Monkeypox infection elicits strong antibody and B cell response against A35R and H3L antigens
Ron Yefet,
Nadav Friedel,
Hadas Tamir,
Ksenia Polonsky,
Michael Mor,
Lilach Cherry-Mimran,
Eyal Taleb,
David Hagin,
Eli Sprecher,
Tomer Israely,
Natalia T. Freund
Affiliations
Ron Yefet
Department of Microbiology and Clinical Immunology, Sackler Faculty of Medicine, Tel Aviv University, Tel Aviv, Israel
Nadav Friedel
Division of Dermatology, Tel-Aviv Sourasky Medical Center, Tel Aviv, Israel
Hadas Tamir
Department of Infectious Diseases, The Israel Institute for Biological Research, Ness Ziona, Israel
Ksenia Polonsky
Department of Microbiology and Clinical Immunology, Sackler Faculty of Medicine, Tel Aviv University, Tel Aviv, Israel; Edmond J. Safra Center for Bioinformatics at Tel-Aviv University, Tel Aviv, Israel
Michael Mor
Department of Microbiology and Clinical Immunology, Sackler Faculty of Medicine, Tel Aviv University, Tel Aviv, Israel
Lilach Cherry-Mimran
Department of Infectious Diseases, The Israel Institute for Biological Research, Ness Ziona, Israel
Eyal Taleb
Division of Dermatology, Tel-Aviv Sourasky Medical Center, Tel Aviv, Israel
David Hagin
Department of Immunology, Tel Aviv Sourasky Medical Center, Tel Aviv, Israel
Eli Sprecher
Division of Dermatology, Tel-Aviv Sourasky Medical Center, Tel Aviv, Israel; Department of Human Molecular Genetics and Biochemistry, Faculty of Medicine, Tel-Aviv University, Tel Aviv, Israel
Tomer Israely
Department of Infectious Diseases, The Israel Institute for Biological Research, Ness Ziona, Israel
Natalia T. Freund
Department of Microbiology and Clinical Immunology, Sackler Faculty of Medicine, Tel Aviv University, Tel Aviv, Israel; Corresponding author
Summary: Monkeypox virus (MPXV) resides in two forms; mature and enveloped, and depending on it, distinct proteins are displayed on the viral surface.
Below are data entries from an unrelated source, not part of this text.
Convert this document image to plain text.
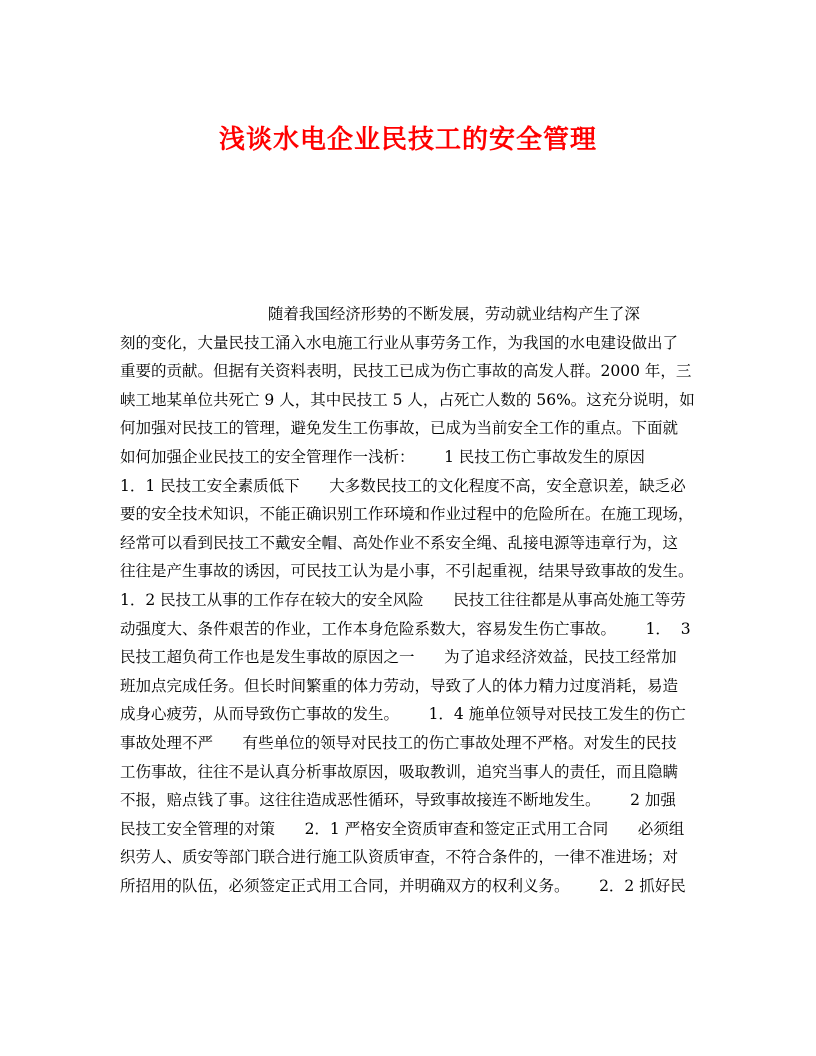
浅谈水电企业民技工的安全管理
随着我国经济形势的不断发展，劳动就业结构产生了深
刻的变化，大量民技工涌入水电施工行业从事劳务工作，为我国的水电建设做出了
重要的贡献。但据有关资料表明，民技工已成为伤亡事故的高发人群。2000 年，三
峡工地某单位共死亡 9 人，其中民技工 5 人，占死亡人数的 56%。这充分说明，如
何加强对民技工的管理，避免发生工伤事故，已成为当前安全工作的重点。下面就
如何加强企业民技工的安全管理作一浅析：      1 民技工伤亡事故发生的原因
1．1 民技工安全素质低下      大多数民技工的文化程度不高，安全意识差，缺乏必
要的安全技术知识，不能正确识别工作环境和作业过程中的危险所在。在施工现场，
经常可以看到民技工不戴安全帽、高处作业不系安全绳、乱接电源等违章行为，这
往往是产生事故的诱因，可民技工认为是小事，不引起重视，结果导致事故的发生。
1．2 民技工从事的工作存在较大的安全风险      民技工往往都是从事高处施工等劳
动强度大、条件艰苦的作业，工作本身危险系数大，容易发生伤亡事故。      1．  3
民技工超负荷工作也是发生事故的原因之一      为了追求经济效益，民技工经常加
班加点完成任务。但长时间繁重的体力劳动，导致了人的体力精力过度消耗，易造
成身心疲劳，从而导致伤亡事故的发生。      1．4 施单位领导对民技工发生的伤亡
事故处理不严      有些单位的领导对民技工的伤亡事故处理不严格。对发生的民技
工伤事故，往往不是认真分析事故原因，吸取教训，追究当事人的责任，而且隐瞒
不报，赔点钱了事。这往往造成恶性循环，导致事故接连不断地发生。      2 加强
民技工安全管理的对策      2．1 严格安全资质审查和签定正式用工合同      必须组
织劳人、质安等部门联合进行施工队资质审查，不符合条件的，一律不准进场；对
所招用的队伍，必须签定正式用工合同，并明确双方的权利义务。      2．2 抓好民
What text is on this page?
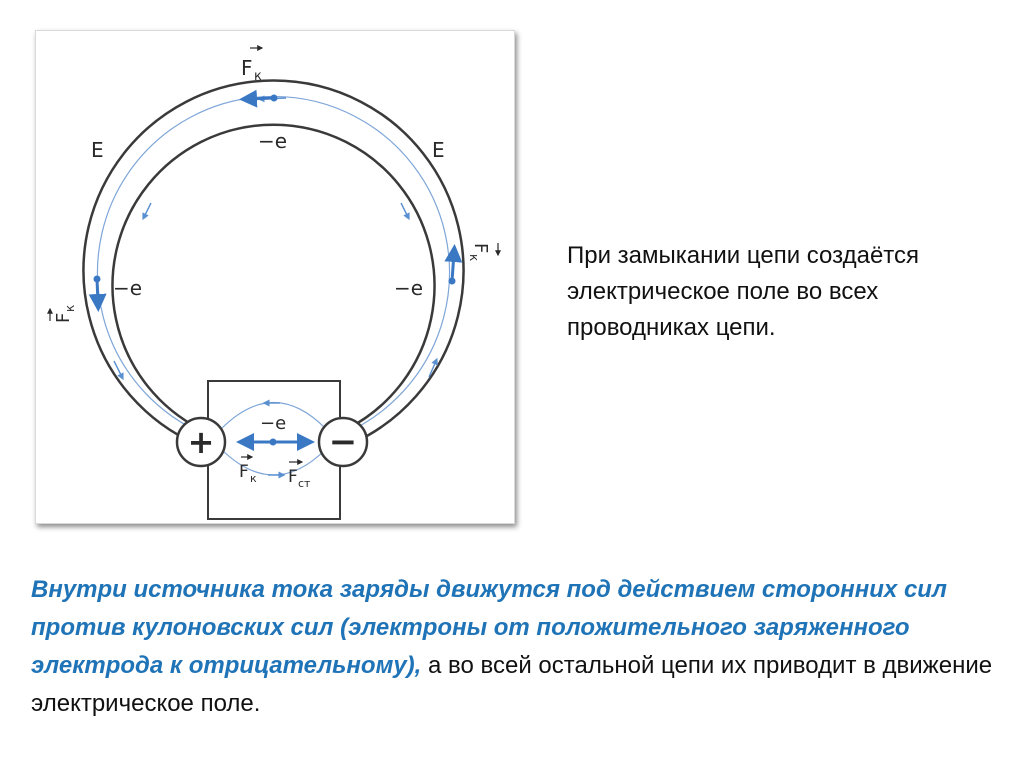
+	−
F к
E	E
−e
−e	−e
F
к
F
к
−e
F к F ст
При замыкании цепи создаётся электрическое поле во всех проводниках цепи.
Внутри источника тока заряды движутся под действием сторонних сил против кулоновских сил (электроны от положительного заряженного электрода к отрицательному), а во всей остальной цепи их приводит в движение электрическое поле.
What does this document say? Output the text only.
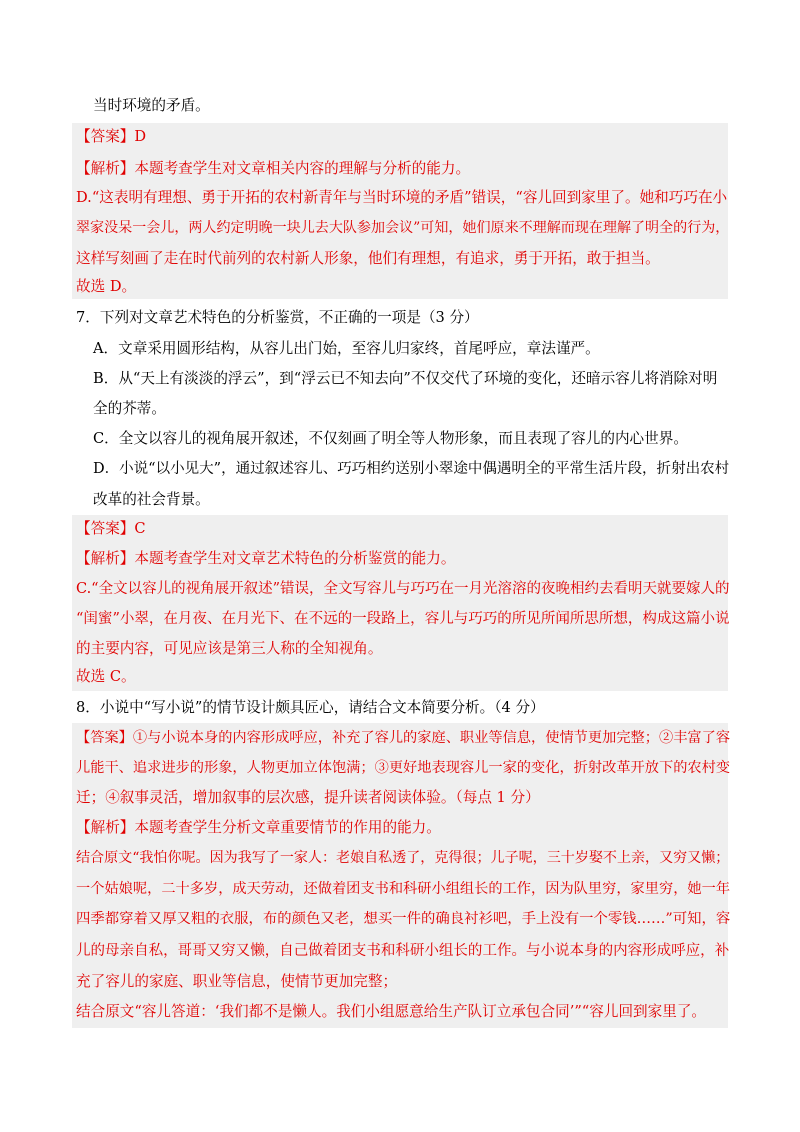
当时环境的矛盾。
【答案】D
【解析】本题考查学生对文章相关内容的理解与分析的能力。
D.“这表明有理想、勇于开拓的农村新青年与当时环境的矛盾”错误，“容儿回到家里了。她和巧巧在小
翠家没呆一会儿，两人约定明晚一块儿去大队参加会议”可知，她们原来不理解而现在理解了明全的行为，
这样写刻画了走在时代前列的农村新人形象，他们有理想，有追求，勇于开拓，敢于担当。
故选 D。
7．下列对文章艺术特色的分析鉴赏，不正确的一项是（3 分）
A．文章采用圆形结构，从容儿出门始，至容儿归家终，首尾呼应，章法谨严。
B．从“天上有淡淡的浮云”，到“浮云已不知去向”不仅交代了环境的变化，还暗示容儿将消除对明
全的芥蒂。
C．全文以容儿的视角展开叙述，不仅刻画了明全等人物形象，而且表现了容儿的内心世界。
D．小说“以小见大”，通过叙述容儿、巧巧相约送别小翠途中偶遇明全的平常生活片段，折射出农村
改革的社会背景。
【答案】C
【解析】本题考查学生对文章艺术特色的分析鉴赏的能力。
C.“全文以容儿的视角展开叙述”错误，全文写容儿与巧巧在一月光溶溶的夜晚相约去看明天就要嫁人的
“闺蜜”小翠，在月夜、在月光下、在不远的一段路上，容儿与巧巧的所见所闻所思所想，构成这篇小说
的主要内容，可见应该是第三人称的全知视角。
故选 C。
8．小说中“写小说”的情节设计颇具匠心，请结合文本简要分析。（4 分）
【答案】①与小说本身的内容形成呼应，补充了容儿的家庭、职业等信息，使情节更加完整；②丰富了容
儿能干、追求进步的形象，人物更加立体饱满；③更好地表现容儿一家的变化，折射改革开放下的农村变
迁；④叙事灵活，增加叙事的层次感，提升读者阅读体验。（每点 1 分）
【解析】本题考查学生分析文章重要情节的作用的能力。
结合原文“我怕你呢。因为我写了一家人：老娘自私透了，克得很；儿子呢，三十岁娶不上亲，又穷又懒；
一个姑娘呢，二十多岁，成天劳动，还做着团支书和科研小组组长的工作，因为队里穷，家里穷，她一年
四季都穿着又厚又粗的衣服，布的颜色又老，想买一件的确良衬衫吧，手上没有一个零钱……”可知，容
儿的母亲自私，哥哥又穷又懒，自己做着团支书和科研小组长的工作。与小说本身的内容形成呼应，补
充了容儿的家庭、职业等信息，使情节更加完整；
结合原文“容儿答道：‘我们都不是懒人。我们小组愿意给生产队订立承包合同’”“容儿回到家里了。
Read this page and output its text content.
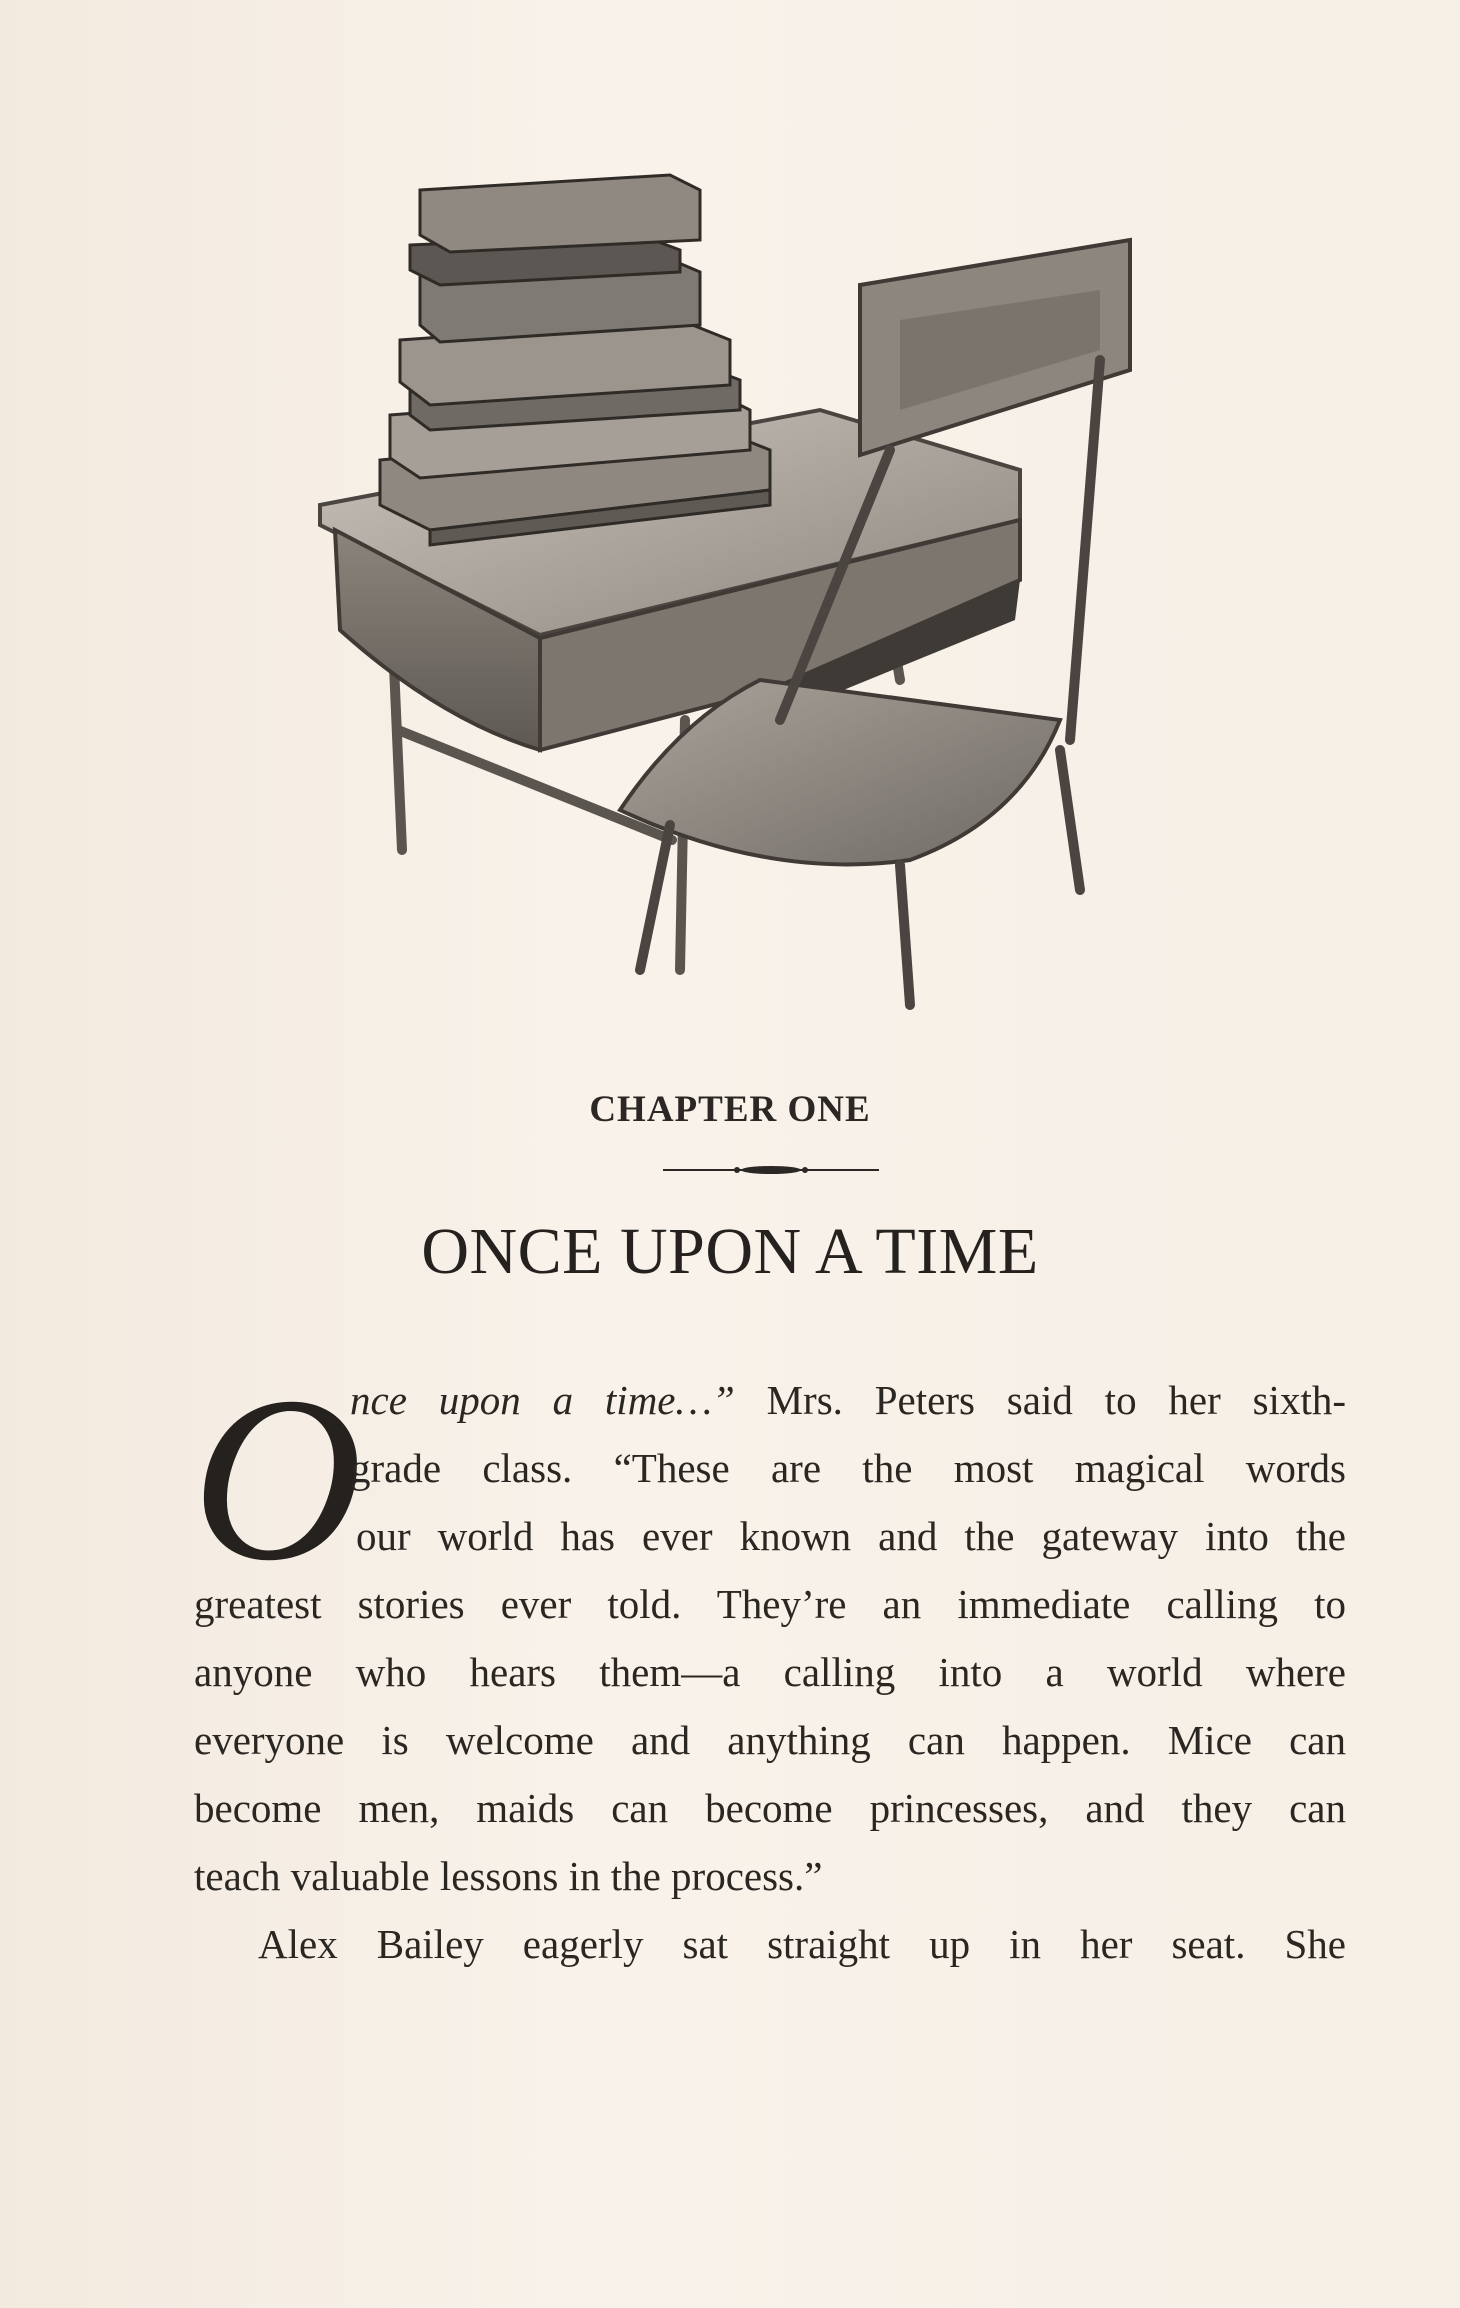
CHAPTER ONE
ONCE UPON A TIME
O
nce upon a time…” Mrs. Peters said to her sixth-
grade class. “These are the most magical words
our world has ever known and the gateway into the
greatest stories ever told. They’re an immediate calling to
anyone who hears them—a calling into a world where
everyone is welcome and anything can happen. Mice can
become men, maids can become princesses, and they can
teach valuable lessons in the process.”
Alex Bailey eagerly sat straight up in her seat. She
Here, we expressed two MPXV antigens from the mature, and one from the enveloped form, and tested their reactivity to sera of 11 MPXV recoverees while comparing to sera from recently and past vaccinated individuals. 8 out of 11 recoverees exhibited detectable neutralization levels against Vaccinia Lister. Sera from all recoverees bound strongly to A35R and H3L antigens. Moreover, the responses to A35R were significantly higher within the recoverees compared to both recently and past vaccinated donors. Lastly, A35R- and H3L-specific IgG+ B cells ranging from 0.03-0.46% and 0.11–0.36%, respectively, were detected in all recoverees (A35R), and in 9 out of 11 recoverees (H3L). Therefore, A35R and H3L represent MPXV immune targets and could be used in a heat-inactivated serological ELISA for the identification of recent MPXV infection.